Objective: Insulin's transport from the central circulation into muscle is rate-limiting for the stimulation of glucose metabolism. By recruiting muscle microvasculature, insulin may promote its own movement into muscle interstitium. We tested whether in humans, as in the rat, insulin exerts an early action to recruit microvasculature within skeletal muscle. We further hypothesized that expansion of muscle's microvascular volume (MV) would enhance muscle insulin clearance.

Research Design and Methods: MV, total blood flow, and muscle insulin and glucose uptake (forearm balance method) were measured in 14 lean, healthy volunteers before and during a 2-hr hyperinsulinemic (1 mU/kg/min) euglycemic clamp. MV was measured using contrast enhanced ultrasound (CEU).

Results: Forearm muscle MV increased within 20 min of insulin infusion (p<0.01), whereas an effect to increase total forearm flow was not observed until 100 min. Forearm insulin uptake increased with physiologic hyperinsulinemia (15± 3 and 87 ± 13 fM/min/100 ml) basal vs. last 40 min of clamp p<0.001). However, the extraction fraction and clearance of insulin declined (p=0.02, for each), indicating saturability of muscle insulin uptake at physiologic hyperinsulinemia.

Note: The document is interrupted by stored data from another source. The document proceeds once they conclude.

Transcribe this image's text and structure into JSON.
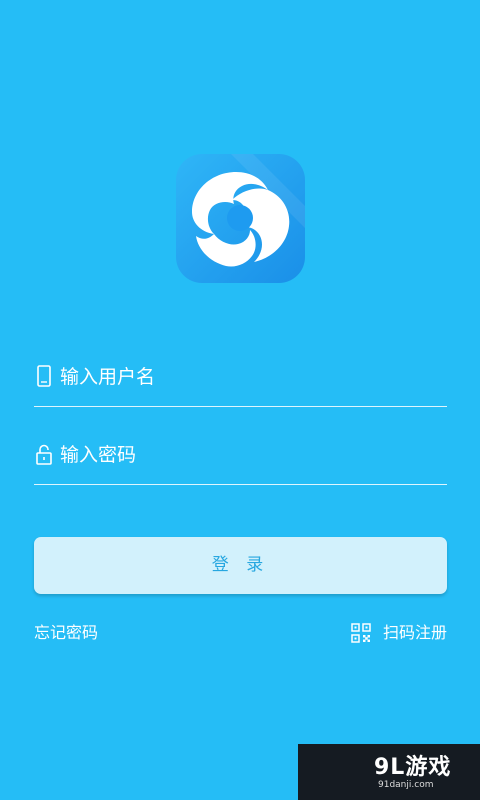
{
  "login": {
    "username_placeholder": "输入用户名",
    "password_placeholder": "输入密码",
    "login_button_label": "登 录",
    "forgot_password_label": "忘记密码",
    "scan_register_label": "扫码注册"
  },
  "watermark": {
    "brand_text": "9L游戏",
    "site_text": "91danji.com"
  },
  "icons": {
    "app_logo": "app-logo-icon",
    "username": "phone-icon",
    "password": "lock-icon",
    "scan": "qr-code-icon"
  },
  "colors": {
    "background": "#25bdf6",
    "button_bg": "#d2f1fc",
    "button_text": "#27a7e0",
    "logo_bg": "#1e9bf0"
  }
}
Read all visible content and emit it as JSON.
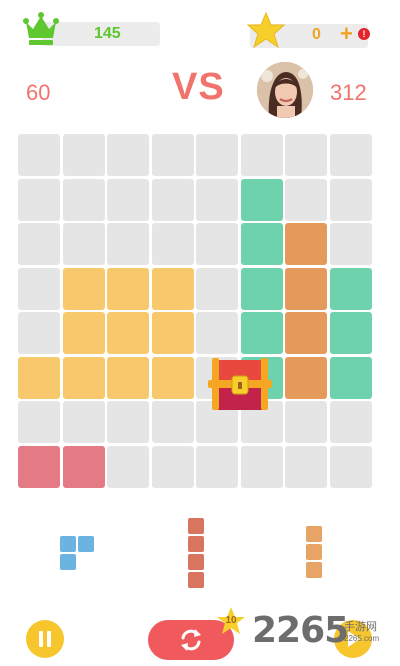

Conclusion: Skeletal muscle contributes to peripheral insulin clearance both in the basal state and with physiologic hyperinsulinemia. Insulin promptly expands human muscle MV but only slowly increases blood flow. Despite increased MV available for insulin uptake, muscle insulin clearance decreases significantly. These findings are consistent with the presence of a saturable transport mechanism facilitating the transendothelial transport of insulin into human muscle.